In this new era, scientists could prove — or disprove — Einstein’s long-held theories of gravity and relativity, find Earth 2.0, or discover a wormhole to another universe. (The latter won’t be so hard for Doeleman, who said, cheekily, that he comes from another universe.)
Photographing a black hole is even harder than it sounds. To capture images of objects so far away, “You’d need a telescope the size of the Earth,” said Kari Haworth, an engineer and the chief technology officer for the Center for Astrophysics. “We didn’t do that because that’s impossible, and it would ruin a lot of people’s views,” she said.
Instead, the researchers turned the Earth into a giant telescope by coordinating individual machines positioned in Hawaii, Chile, Mexico, Spain, France, and other locations. Each team had to snap a photo at the exact same time. Because black holes gobble up everything that gets too close — even light — they cannot be seen. But their massive gravity pulls in and compresses nearby light and debris, creating a spinning gaseous eddy that’s teeming with energy. “Turning falling matter into luminosity,” was how Doeleman put it.
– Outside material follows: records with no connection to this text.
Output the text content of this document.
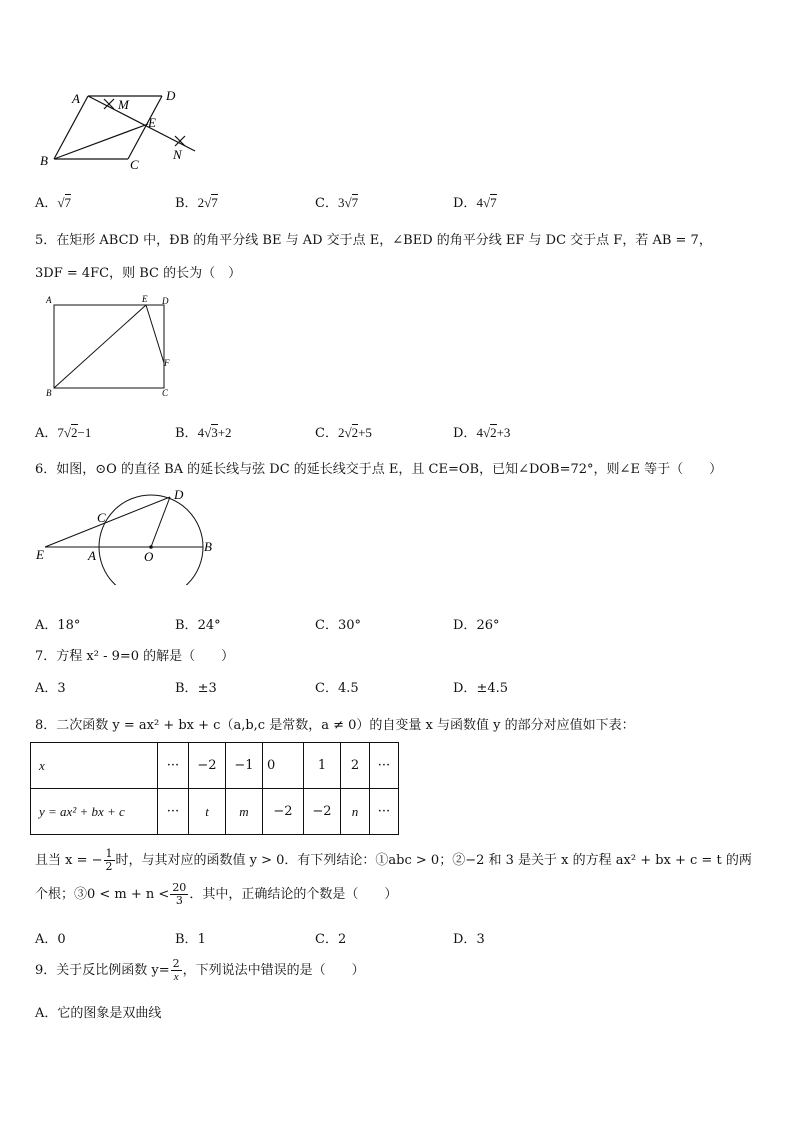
A	M
D
E
B	C
N
A．√7	B．2√7	C．3√7	D．4√7
5．在矩形 ABCD 中，ÐB 的角平分线 BE 与 AD 交于点 E，∠BED 的角平分线 EF 与 DC 交于点 F，若 AB = 7，
3DF = 4FC，则 BC 的长为（　）
A	E D
F
B	C
A．7√2−1	B．4√3+2	C．2√2+5	D．4√2+3
6．如图，⊙O 的直径 BA 的延长线与弦 DC 的延长线交于点 E，且 CE=OB，已知∠DOB=72°，则∠E 等于（　　）
D
C
E	A	O
B
A．18°	B．24°	C．30°	D．26°
7．方程 x² - 9=0 的解是（　　）
A．3	B．±3	C．4.5	D．±4.5
8．二次函数 y = ax² + bx + c（a,b,c 是常数，a ≠ 0）的自变量 x 与函数值 y 的部分对应值如下表：
x	···	−2	−1	0	1	2	···
y = ax² + bx + c	···	t	m	−2	−2	n	···
且当 x = − $\frac{1}{2}$ 时，与其对应的函数值 y > 0．有下列结论：①abc > 0；②−2 和 3 是关于 x 的方程 ax² + bx + c = t 的两
个根；③0 < $m + n < \frac{20}{3}$ ．其中，正确结论的个数是（　　）
A．0	B．1	C．2	D．3
9．关于反比例函数 $y= \frac{2}{x}$ ，下列说法中错误的是（　　）
A．它的图象是双曲线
That luminosity can be seen and photographed. Some of the light that gets pulled into the black hole’s gravitational field makes a U-turn or a loop-de-loop before escaping and shooting off in the direction of Earth, carrying an image of where it came from. The EHT team’s final photograph is a composite of pictures taken by each telescope and stacked one on top of each other. To combine all that data — which is light, captured at a very precise moment in time — the team needed to achieve one more strange feat. Each telescope team froze their light, stored it on hard disks (it’s too massive to send across the internet), and flew it, by airplane, to one central location.